Dolar kurunun ve altının artış göstermesiyle beraber faizlerde yükseldi. Hal böyle olunca özellikle kredi ihtiyacı olan insanlar kredi çekmemeye başladı. Prof. Dr. Asaf Savaş Akat ise bu duruma sessiz kalamadı. Enflasyon olsa da kur kopsa da sonuçlar her ne olursa olsun faizlerin düşeceğini söyledi. Altın çağa dönmek istemediğini belirten Akat işsizlikle mücadele etsek bile enflasyon koptuğu için işe yaramayacak dedi.
Cumhuriyet Gazetesinden Şehriban Kıraç'ın haberine göre, Bilgi Üniversitesi öğretim görevlisi Prof. Dr. Asaf Savaş Akat, Türkiye’ye para gelmediğini, artık denizin bittiğini vurgulayarak “Rahip Brunson olayı, Cumhurbaşkanı Sezer’in Başbakan Ecevit’e anayasa kitapçığını fırlatma olayıyla aynıdır” dedi.
2018’de dengesizliğin bir yerde patlayacağının belli olduğunu dile getiren Akat, “Geldiğimiz nokta, mahşerin üç atlısı. Kur sabit kalsa bile enflasyonun yüksek seviyede kalma eğilimi var. İstihdam yaratmada zorlanıyor. Dış denge sorunu var. 40 satır 40 katır olayıyla karşı karşıyayız. Kur kopuyor, enflasyon oluyor, işsizlikle mücadele edeceğim desen enflasyon kopuyor. Artık altın çağa dönmek yok. 2022’de Türkiye’nin dış açığını finanse etmesi mümkün olacak mı? Rezervi de yediler” diye konuştu.
TOPLUM ALDATILDI
İTÜ Ekonomik ve Sosyal Araştırmalar Merkezi (İTÜESAM) tarafından düzenlenen Sagalassos Toplantısının üçüncüsü “Salgın sonrası ekonomik toparlanma: Ne yapmalı?” başlığıyla Kaş’ta başladı.
Prof. Asaf Savaş Akat, yapmış olduğu sunumda, artık topluma TL’nin sağlam olduğunu anlatmanın zor olduğunu kaydederek “Parasıyla ilgili bu toplum aldatılmıştır. Nedeni enflasyon sorununu çözememesidir. Toplum bir kez kabul etmiştir dezenflasyonu.
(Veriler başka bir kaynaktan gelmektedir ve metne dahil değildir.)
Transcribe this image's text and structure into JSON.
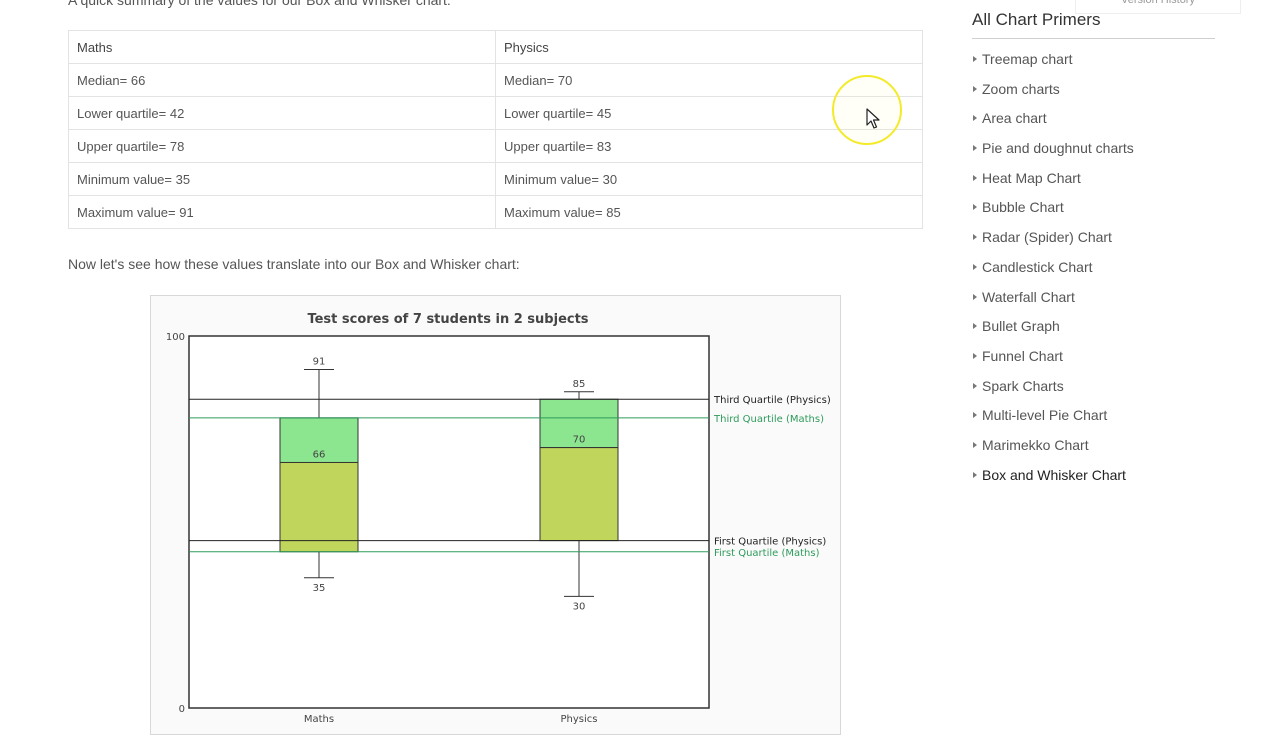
{
  "intro": "A quick summary of the values for our Box and Whisker chart:",
  "summary_table": {
    "headers": [
      "Maths",
      "Physics"
    ],
    "rows": [
      [
        "Median= 66",
        "Median= 70"
      ],
      [
        "Lower quartile= 42",
        "Lower quartile= 45"
      ],
      [
        "Upper quartile= 78",
        "Upper quartile= 83"
      ],
      [
        "Minimum value= 35",
        "Minimum value= 30"
      ],
      [
        "Maximum value= 91",
        "Maximum value= 85"
      ]
    ]
  },
  "lead": "Now let's see how these values translate into our Box and Whisker chart:",
  "version_tab": "Version History",
  "sidebar": {
    "title": "All Chart Primers",
    "items": [
      "Treemap chart",
      "Zoom charts",
      "Area chart",
      "Pie and doughnut charts",
      "Heat Map Chart",
      "Bubble Chart",
      "Radar (Spider) Chart",
      "Candlestick Chart",
      "Waterfall Chart",
      "Bullet Graph",
      "Funnel Chart",
      "Spark Charts",
      "Multi-level Pie Chart",
      "Marimekko Chart",
      "Box and Whisker Chart"
    ],
    "active_index": 14
  },
  "chart_data": {
    "type": "box",
    "title": "Test scores of 7 students in 2 subjects",
    "ylim": [
      0,
      100
    ],
    "y_ticks": [
      0,
      100
    ],
    "categories": [
      "Maths",
      "Physics"
    ],
    "boxes": [
      {
        "category": "Maths",
        "min": 35,
        "q1": 42,
        "median": 66,
        "q3": 78,
        "max": 91
      },
      {
        "category": "Physics",
        "min": 30,
        "q1": 45,
        "median": 70,
        "q3": 83,
        "max": 85
      }
    ],
    "reference_lines": [
      {
        "label": "Third Quartile (Physics)",
        "value": 83,
        "color": "#222222"
      },
      {
        "label": "Third Quartile (Maths)",
        "value": 78,
        "color": "#2e9b5c"
      },
      {
        "label": "First Quartile (Physics)",
        "value": 45,
        "color": "#222222"
      },
      {
        "label": "First Quartile (Maths)",
        "value": 42,
        "color": "#2e9b5c"
      }
    ],
    "colors": {
      "upper_box": "#8ce68f",
      "lower_box": "#bfd55c",
      "plot_bg": "#ffffff"
    }
  }
}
Faizi yükseltmekle de eğitim ile de bu sorun düzelmeyecek” dedi.
Akat’ın konuşmasının satırbaşları şöyle:
Kur istikrarsızlığı ile enflasyon ekonominin en önemli yapısal sorunu.
Şu anda yaşadıklarımız 2018 senesinin muadilidir. Bunlar faizden çok, Merkez Bankası rezervini yemiş olmamızın getirdiği artçılardır.
Sonuçları ne olursa olsun faiz düşecek. Ona takmışlar.
Acilen cari ve kamu altyapı yatırımlarını kesmesi lazım. Bu parayı en tabandaki hasar görecek halk kesimlerine aktarması gerekmektedir.
Türkiye kendi tanımı içinde yani kur açısından krizdedir. Dünya kriz tanımına göre de Türkiye şu anda zor bir durumdadır. Hızla krize dönüşme ihtimali epey yüksek patikada seyrediyor. Halk açısından büyük kriz vardır. Dünya tanımında krizi tanımlayan işsizliktir.
Başkent Üniversitesi öğretim görevlisi Prof. Dr. Uğur Emek ise Türkiye’de ihtiyaç analizi yapılmadığını vurgulayarak “Osmangazi Köprüsü’nden geçseniz de Çanakkale Köprüsü’nden geçseniz de vardığınız yer Balıkesir. Maliyetini karşılamak için her gün bu yollardan geçecek 85 bin babayiğide ihtiyacımız var” dedi.